For years, I’ve had a macOS bug that occurred randomly and that I could only fix by rebooting or logging out. The Internet is full of similar problems, but I never found a solution to mine, and my pleas for help on Twitter went unanswered. Now, I have found a workaround myself.

I always had a vague sense that web applications somehow trigger it, but I couldn’t ever nail it down, and even quitting all applications didn’t fix it. At least not always. It also occurred unpredictably: sometimes once per month, sometimes multiple times per day. I still don’t know what causes it, but I know how to fix it – until it appears the next time.

The Bug

When switching applications across desktops (for example, using ⌘⇥ or clicking an application icon), the window of the new application is taken away its focus after a few milliseconds. You can see how it very briefly has focus and then doesn’t.

You must click the window or application icon to activate it again because no window has focus at that moment. Pressing ⌘` (or whatever cycles through your windows – it’s the key over the tab key, left of the 1 key) can’t be used to switch focus to any window. It’s stuck in some weird limbo state where the correct application is active but no window is.

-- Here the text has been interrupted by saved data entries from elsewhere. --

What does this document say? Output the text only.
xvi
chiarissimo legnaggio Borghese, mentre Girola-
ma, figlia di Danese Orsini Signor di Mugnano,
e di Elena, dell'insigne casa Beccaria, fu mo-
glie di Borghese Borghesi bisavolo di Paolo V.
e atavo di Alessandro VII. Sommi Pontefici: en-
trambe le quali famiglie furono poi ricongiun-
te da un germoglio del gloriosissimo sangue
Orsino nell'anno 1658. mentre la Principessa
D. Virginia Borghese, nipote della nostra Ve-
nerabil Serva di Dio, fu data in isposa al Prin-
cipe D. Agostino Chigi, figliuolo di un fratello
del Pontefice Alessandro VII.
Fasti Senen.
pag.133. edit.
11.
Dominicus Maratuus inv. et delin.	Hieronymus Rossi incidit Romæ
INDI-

I usually run into this when switching between Safari and my terminal, and it’s maddening.

The Solution

Tear out any tab from Safari to make it a window. In other words: click a tab and drag it down.

Yes, I’m not kidding. Yes, it works 100% of the time – I’ve waited a few months and occurrences until I wrote this. It’s the only thing you have to do.

You can re-attach the tab to the original window afterwards; it will keep working.

Coda

This bug went away for good after I switched from Safari to the excellent Helium (yes, another Chromium-based browser).

So my suspicion seems to be confirmed: Safari’s deep OS integration is the cause of the bug.